Half of Timor-Leste’s population are children, but only 17% get any pre-school education. Families living in rural and often hard to reach areas are choosing to keep children at home until they are older, because it is unsafe to get to the pre-schools already in place on their own. Particularly vulnerable, girls are often the ones who miss out the most.
Plan International Timor-Leste is working with the Ministry of Education and communities themselves to provide community-based pre-schools in isolated villages where children are currently missing out. Living in a small village in Aileu, a mountainous municipality of Timor-Leste, Natasia is a bright-eyed 5 year-old girl benefitting from the early childhood care and development programme implemented in her community.
Getting the right start
Used to staying with their mothers while they take care of the garden and the house during the day, young girls in Timor-Leste often lack the social skills necessary to interact with children and adults other than the ones of their own family, and struggle to find their place when they start their education later in life.
Providing a space where children can learn and play together from an early age is essential in building their confidence and gaining the physical, social-emotional and cognitive and language skills making them ready to enter primary school.

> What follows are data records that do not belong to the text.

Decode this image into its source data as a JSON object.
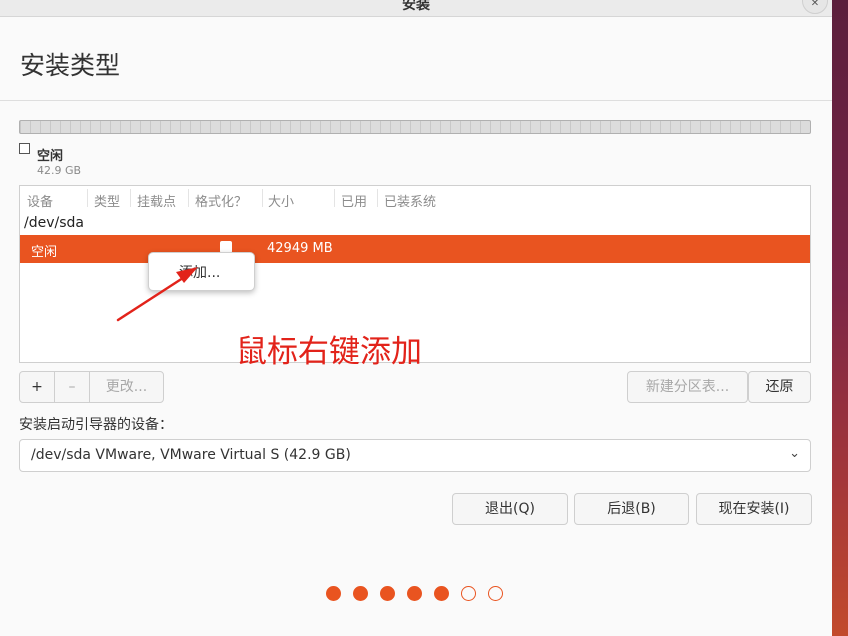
{
  "window": {
    "title": "安装"
  },
  "page": {
    "title": "安装类型"
  },
  "disk_legend": {
    "label": "空闲",
    "size": "42.9 GB"
  },
  "table": {
    "headers": [
      "设备",
      "类型",
      "挂载点",
      "格式化？",
      "大小",
      "已用",
      "已装系统"
    ],
    "device": "/dev/sda",
    "selected_row": {
      "device": "空闲",
      "size": "42949 MB"
    }
  },
  "context_menu": {
    "add_label": "添加..."
  },
  "annotation": {
    "text": "鼠标右键添加"
  },
  "partition_buttons": {
    "add": "+",
    "remove": "–",
    "change": "更改..."
  },
  "new_table_button": "新建分区表...",
  "revert_button": "还原",
  "boot_loader": {
    "label": "安装启动引导器的设备：",
    "selected": "/dev/sda VMware, VMware Virtual S (42.9 GB)"
  },
  "nav": {
    "quit": "退出(Q)",
    "back": "后退(B)",
    "install": "现在安装(I)"
  },
  "progress": {
    "total_steps": 7,
    "completed_steps": 5
  },
  "colors": {
    "accent": "#e95420",
    "annotation": "#e2231a"
  },
  "icons": {
    "close": "close-icon",
    "chevron": "chevron-down-icon",
    "checkbox": "checkbox-icon"
  }
}
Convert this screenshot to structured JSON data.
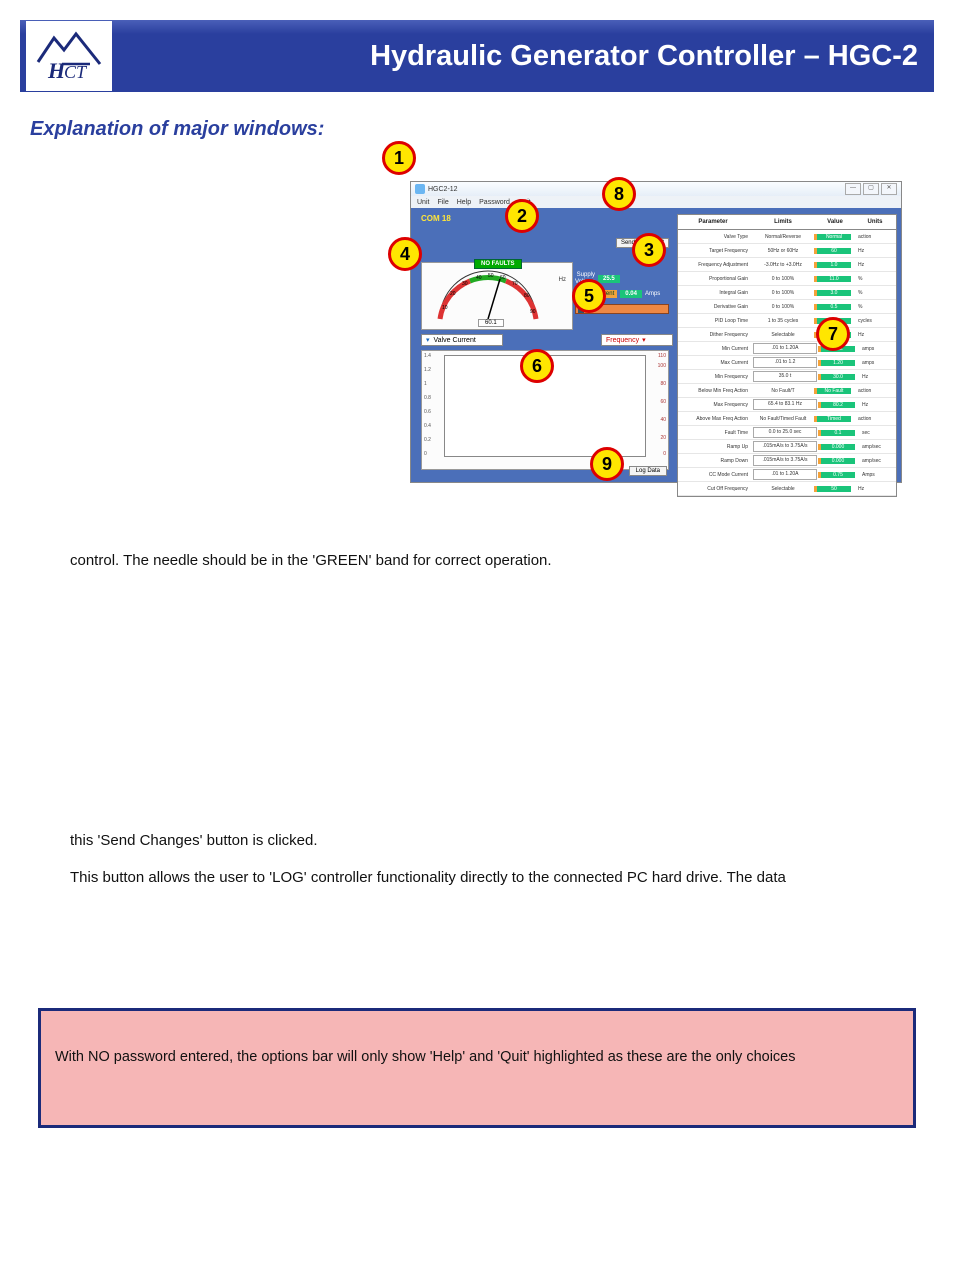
{
  "header": {
    "title": "Hydraulic Generator Controller – HGC-2",
    "logo_text": "HCT"
  },
  "section_heading": "Explanation of major windows:",
  "app": {
    "window_title": "HGC2-12",
    "menu": [
      "Unit",
      "File",
      "Help",
      "Password",
      "Quit"
    ],
    "com_label": "COM 18",
    "no_faults": "NO FAULTS",
    "hz_label": "Hz",
    "gauge_value": "60.1",
    "supply_label": "Supply\nVoltage",
    "supply_value": "25.5",
    "valve_current_label": "Valve Current",
    "valve_current_value": "0.04",
    "valve_current_unit": "Amps",
    "send_changes": "Send Changes?",
    "left_dropdown": "Valve Current",
    "right_dropdown": "Frequency",
    "log_button": "Log  Data",
    "chart_y_left": [
      "1.4",
      "1.2",
      "1",
      "0.8",
      "0.6",
      "0.4",
      "0.2",
      "0"
    ],
    "chart_y_right": [
      "110",
      "100",
      "80",
      "60",
      "40",
      "20",
      "0"
    ],
    "table_headers": {
      "parameter": "Parameter",
      "limits": "Limits",
      "value": "Value",
      "units": "Units"
    },
    "parameters": [
      {
        "p": "Valve Type",
        "l": "Normal/Reverse",
        "v": "Normal",
        "u": "action"
      },
      {
        "p": "Target Frequency",
        "l": "50Hz or 60Hz",
        "v": "60",
        "u": "Hz"
      },
      {
        "p": "Frequency Adjustment",
        "l": "-3.0Hz to +3.0Hz",
        "v": "1.0",
        "u": "Hz"
      },
      {
        "p": "Proportional Gain",
        "l": "0 to 100%",
        "v": "11.0",
        "u": "%"
      },
      {
        "p": "Integral Gain",
        "l": "0 to 100%",
        "v": "3.0",
        "u": "%"
      },
      {
        "p": "Derivative Gain",
        "l": "0 to 100%",
        "v": "0.5",
        "u": "%"
      },
      {
        "p": "PID Loop Time",
        "l": "1 to 35 cycles",
        "v": "8",
        "u": "cycles"
      },
      {
        "p": "Dither Frequency",
        "l": "Selectable",
        "v": "125",
        "u": "Hz"
      },
      {
        "p": "Min Current",
        "l": ".01 to 1.20A",
        "v": "0.12",
        "u": "amps",
        "box": true
      },
      {
        "p": "Max Current",
        "l": ".01 to 1.2",
        "v": "1.20",
        "u": "amps",
        "box": true
      },
      {
        "p": "Min Frequency",
        "l": "35.0 t",
        "v": "30.0",
        "u": "Hz",
        "box": true
      },
      {
        "p": "Below Min Freq Action",
        "l": "No Fault/T",
        "v": "No Fault",
        "u": "action"
      },
      {
        "p": "Max Frequency",
        "l": "65.4 to 83.1 Hz",
        "v": "80.2",
        "u": "Hz",
        "box": true
      },
      {
        "p": "Above Max Freq Action",
        "l": "No Fault/Timed Fault",
        "v": "Timed",
        "u": "action"
      },
      {
        "p": "Fault Time",
        "l": "0.0 to 25.0 sec",
        "v": "0.1",
        "u": "sec",
        "box": true
      },
      {
        "p": "Ramp Up",
        "l": ".015mA/s to 3.75A/s",
        "v": "0.000",
        "u": "amp/sec",
        "box": true
      },
      {
        "p": "Ramp Down",
        "l": ".015mA/s to 3.75A/s",
        "v": "0.000",
        "u": "amp/sec",
        "box": true
      },
      {
        "p": "CC Mode Current",
        "l": ".01 to 1.20A",
        "v": "0.75",
        "u": "Amps",
        "box": true
      },
      {
        "p": "Cut Off Frequency",
        "l": "Selectable",
        "v": "50",
        "u": "Hz"
      }
    ]
  },
  "callouts": [
    "1",
    "2",
    "3",
    "4",
    "5",
    "6",
    "7",
    "8",
    "9"
  ],
  "body": {
    "p1": "control. The needle should be in the 'GREEN' band for correct operation.",
    "p2": "this 'Send Changes' button is clicked.",
    "p3": "This button allows the user to 'LOG' controller functionality directly to the connected PC hard drive. The data"
  },
  "note": "With NO password entered, the options bar will only show 'Help' and 'Quit' highlighted as these are the only choices"
}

When observing Natasia in the pre-school classroom, it is obvious that she already found her stride. As soon as the volunteer facilitator announces playtime, Natasia and her best friend run around and grab all the toys they can, before building brick pyramids and plastic castles with the other children.
But playing isn’t the only thing they do here. “I learn about letters, number and colours, and I can even read and write!” says Natasia.
None of this would be possible without committed preschool facilitators and volunteers. They all received training from Plan International in order to ensure children receive a quality education right from the start.
Isabel is in charge of Natasia’s class, and she proudly explains the changes she sees in children’s behaviours after only a few months of being in her class: “children become much more disciplined and attentive after a few weeks. They learn to clean after themselves and share toys with the other children,” she says.
There is a huge amount of evidence showing that children who participate in early childhood development programs tend to be more successful in later schooling, are more competent socially and emotionally, and show higher verbal and intellectual development.
Natasia’s mother is quick to confirm those statements. She came to pick her daughter up from the pre-school, her youngest son wrapped around her waist, and explains the benefits of early education for her daughter: “I can see a lot of changes in my daughter’s behaviour. She now has a better mentality and is more attentive to what I tell her.” she said. “I like seeing how focused she is when she draws and writes, it makes me hopeful that she will become a good student and someday have a good job,” she continues, while observing Natasia through the classroom window.
In Natasia’s community, the pre-school attendance rate is now close to 100%. This success is partly due to the fact that the programme puts an emphasis on educating parents through parenting sessions. The goal is to emphasize the importance of an early education for their children, especially girls who are most at risk of missing out on an education later in life.
Fathers are often the most difficult to convince, that is why the programme dedicates weekly sessions to them. While raising their awareness about gender roles and responsibilities, they are encouraged to get engaged in their children’s learning and take steps to be more involved in their lives. As the father of a 3 year-old boy attending the same pre-school said: “Before I heard the information from the parent’s sessions, I understood the duties of a father towards his child but I did not do it. But now I understand and I practice little by little with my children, I play with my son, learn about his day at school and tell stories to my children at home.”
Plan International Timor-Leste’s ECCD programme is supported by Plan International Finland.